Two prime ministers and two general elections later, the United Kingdom left the European Union on 31 January 2020. After years of political uncertainty about the nation’s future, the first step about whether or not to leave the EU seemed to be settled.
Businesses are now looking to negotiators in London and Brussels for signs about how each side will approach the upcoming trade negotiations. During this transition period, lasting until 31 December 2020, EU rules will continue to apply in the UK to ease the two blocs – in theory – into a new trade agreement.
Banking will be right at the top of the agenda. As firms in the UK, and on the continent, continue to use open banking to create innovative new ways to deliver banking services, how will Brexit factor into their future plans?
UK as a global leader
Many industry professionals point to the UK as a leader in the field of open banking – irrespective of Brexit. The Retail Markets Investigation Order 2017 (CMA Order) brought in regulations mandating the 9 largest banks in Great Britain and NI to give their customers the ability to share their data with authorised third parties – utilising Application Performance Interfaces (APIs). The CMA order epitomised how a regulation-heavy model can compel banks to modernise their services and drive competition in the marketplace.
Indeed, 2019 was a bumper year for the UK open banking ecosystem. According to official data, in 2019 UK open banking hit the one million users mark, regulated providers grew to 204, and there were 1.25 billion API calls within the ecosystem.
This fits into a broader picture of growth for the UK fintech economy. Venture capital investment in UK-based fintech firms reached $4.9 billion in 2019, an increase of 38% year on year. Investment at this scale has powered London into a global position of leadership in fintech, matched only by New York. This has a lot to do with the rise of open banking.
Daniel Kjellén, the co-founder and CEO of Swedish-headquartered open banking firm Tink, recently told Business Cloud that he believed that “the UK is charging ahead of the rest of Europe in its open banking journey.” He maintained that organisations like Tink were committed to keep using open banking technology to enrich and streamline the banking experience for UK customers.
The UK is now pushing ahead from open banking into “open finance” more broadly. There is currently a Call for Input on the subject from the Financial Conduct Authority (FCA), as the UK pushes to keep revolutionising new products and services using customers’ financial data.
Future difficulties
There are uncertainties ahead for UK firms and their long-term capabilities to keep delivering open banking services to the wider EU market. Talent is one important issue, with businesses urgently pushing the UK government to not obstruct the flow of fintech talent into the UK – or risk putting the nation’s status as a fintech champion at risk.

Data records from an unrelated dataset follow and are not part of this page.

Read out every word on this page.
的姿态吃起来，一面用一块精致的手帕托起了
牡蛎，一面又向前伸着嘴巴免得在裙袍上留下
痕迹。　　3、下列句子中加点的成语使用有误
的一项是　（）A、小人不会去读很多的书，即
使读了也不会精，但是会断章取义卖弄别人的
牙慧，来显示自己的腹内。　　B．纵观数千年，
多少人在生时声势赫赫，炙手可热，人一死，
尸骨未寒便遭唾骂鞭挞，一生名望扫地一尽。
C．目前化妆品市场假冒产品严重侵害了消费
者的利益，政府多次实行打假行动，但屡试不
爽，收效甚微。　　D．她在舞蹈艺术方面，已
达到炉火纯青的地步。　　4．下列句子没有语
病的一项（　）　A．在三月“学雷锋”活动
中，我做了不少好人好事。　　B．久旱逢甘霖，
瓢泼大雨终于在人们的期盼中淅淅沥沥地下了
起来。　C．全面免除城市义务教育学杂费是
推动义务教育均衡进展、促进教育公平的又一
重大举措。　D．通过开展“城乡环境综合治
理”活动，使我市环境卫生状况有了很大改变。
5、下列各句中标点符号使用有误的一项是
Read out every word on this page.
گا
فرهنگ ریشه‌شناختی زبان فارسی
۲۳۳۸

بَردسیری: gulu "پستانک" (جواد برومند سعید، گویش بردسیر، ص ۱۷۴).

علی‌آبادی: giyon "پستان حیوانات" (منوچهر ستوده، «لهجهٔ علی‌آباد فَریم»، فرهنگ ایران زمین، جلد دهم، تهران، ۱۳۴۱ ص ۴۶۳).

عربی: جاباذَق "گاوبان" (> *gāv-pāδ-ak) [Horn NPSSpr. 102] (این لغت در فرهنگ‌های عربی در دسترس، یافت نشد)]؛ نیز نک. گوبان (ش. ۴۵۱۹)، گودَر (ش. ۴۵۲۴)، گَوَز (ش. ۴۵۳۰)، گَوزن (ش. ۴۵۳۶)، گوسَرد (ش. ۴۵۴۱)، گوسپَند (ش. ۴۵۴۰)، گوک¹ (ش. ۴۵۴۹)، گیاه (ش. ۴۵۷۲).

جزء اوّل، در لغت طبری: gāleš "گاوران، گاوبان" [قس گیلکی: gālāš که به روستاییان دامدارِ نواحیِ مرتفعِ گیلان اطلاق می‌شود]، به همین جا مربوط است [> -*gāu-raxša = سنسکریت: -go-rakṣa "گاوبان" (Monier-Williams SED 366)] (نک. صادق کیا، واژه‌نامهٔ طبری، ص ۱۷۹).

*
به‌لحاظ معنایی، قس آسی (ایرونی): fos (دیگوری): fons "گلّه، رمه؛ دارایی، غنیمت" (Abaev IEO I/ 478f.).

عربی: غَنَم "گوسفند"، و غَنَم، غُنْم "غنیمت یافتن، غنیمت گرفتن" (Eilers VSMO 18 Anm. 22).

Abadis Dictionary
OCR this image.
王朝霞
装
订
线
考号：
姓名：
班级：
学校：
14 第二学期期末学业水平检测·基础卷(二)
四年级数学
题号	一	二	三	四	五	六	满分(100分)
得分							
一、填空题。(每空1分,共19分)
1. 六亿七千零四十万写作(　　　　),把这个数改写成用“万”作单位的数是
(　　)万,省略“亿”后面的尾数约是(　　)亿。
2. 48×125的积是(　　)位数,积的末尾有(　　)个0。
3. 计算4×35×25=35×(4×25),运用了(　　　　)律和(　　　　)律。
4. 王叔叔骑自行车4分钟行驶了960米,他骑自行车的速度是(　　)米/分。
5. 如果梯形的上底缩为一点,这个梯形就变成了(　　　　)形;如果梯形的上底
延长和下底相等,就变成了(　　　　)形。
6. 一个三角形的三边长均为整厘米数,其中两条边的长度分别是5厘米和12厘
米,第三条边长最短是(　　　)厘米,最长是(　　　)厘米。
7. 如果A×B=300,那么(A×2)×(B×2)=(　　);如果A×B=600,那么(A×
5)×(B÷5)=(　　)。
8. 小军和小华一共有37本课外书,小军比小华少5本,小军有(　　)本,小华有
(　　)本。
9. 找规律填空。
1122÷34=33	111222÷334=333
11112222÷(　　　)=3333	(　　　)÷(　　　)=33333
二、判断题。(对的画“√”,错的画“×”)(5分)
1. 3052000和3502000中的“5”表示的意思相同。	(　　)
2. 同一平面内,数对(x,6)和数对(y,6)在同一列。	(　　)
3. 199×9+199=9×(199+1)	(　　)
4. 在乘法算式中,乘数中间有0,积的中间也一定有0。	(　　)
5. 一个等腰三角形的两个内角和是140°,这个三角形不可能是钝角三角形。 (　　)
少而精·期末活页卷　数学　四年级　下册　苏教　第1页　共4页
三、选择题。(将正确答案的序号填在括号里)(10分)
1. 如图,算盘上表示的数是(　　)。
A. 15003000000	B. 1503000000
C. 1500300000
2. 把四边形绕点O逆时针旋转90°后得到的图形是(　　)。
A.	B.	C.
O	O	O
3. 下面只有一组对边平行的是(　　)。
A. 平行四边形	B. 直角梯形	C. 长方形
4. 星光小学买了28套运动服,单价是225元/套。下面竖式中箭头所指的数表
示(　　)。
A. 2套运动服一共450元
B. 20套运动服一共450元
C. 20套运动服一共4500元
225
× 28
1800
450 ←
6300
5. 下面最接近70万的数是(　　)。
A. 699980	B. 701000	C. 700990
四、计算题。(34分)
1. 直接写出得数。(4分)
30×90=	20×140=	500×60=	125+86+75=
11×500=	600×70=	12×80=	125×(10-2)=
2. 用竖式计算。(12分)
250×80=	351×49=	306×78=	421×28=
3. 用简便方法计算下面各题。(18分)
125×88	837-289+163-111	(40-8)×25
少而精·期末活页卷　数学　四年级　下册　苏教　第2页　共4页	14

Organisations will be particularly mindful about any divergence made by the UK government from several key pieces of EU legislation. The EU Payment Services Directive 2 (PSD2), brought in from September 2018, introduced open banking requirements across the EU – going beyond the CMA Order’s focus on current accounts and into payment accounts and methods. The other important piece of legislation is the General Data Protection Regulation (GDPR), bringing in new rights connected to EU citizens’ personal data.
The EU made clear that they expect close alignment with their regulations in UK law if they are to grant financial services access to the single market. Meanwhile, PM Boris Johnson’s government has been pushing hard for permanent “equivalence” of access between the UK and EU – whilst still allowing some divergence on regulations.
EU negotiators have been very lukewarm to this idea. “There will not be general, ongoing open-ended equivalence of the financial markets,” Michel Barnier, Chief EU Brexit negotiator, told the European Parliament. EU officials currently stress that they want to protect the Single Market and retain the right to withdraw equivalence – perhaps with just a few weeks’ notice.
Whilst trade talks unfold, banks in the UK and across the EU have adjusted to the new post-Brexit reality. UK organisations have now lost the ‘passporting’ rights that gave them the ability to do business across the EU, with similar new barriers for firms in the EU hoping to do business in Britain. This has prompted some financial organisations to set up bases in the EU. Paris is one of several EU financial hubs to benefit from Brexit, attracting 4,000 financial services jobs since 2016. In parallel, 1,441 EU-based firms have applied to the FCA for temporary permission to operate in the UK – they then have three years to acquire a formal license.
Looking ahead, the picture for open banking after Brexit is not black and white. The UK banking sector continues to thrive, attracting plenty of investment and driving innovation worldwide in open banking and e-commerce more widely. The great uncertainty, however, lies in what manner the UK banking sector will be able to do business with the EU Single Market. We will likely learn more in the weeks and months ahead as talks start in earnest – many in the City will be intrigued to see the Brexit vision of the new chancellor Rishi Sunak.
The date in the mind of many businesses’ post-Brexit plans will be 30 June 2020 – the last date when the EU and UK can extend the transition period.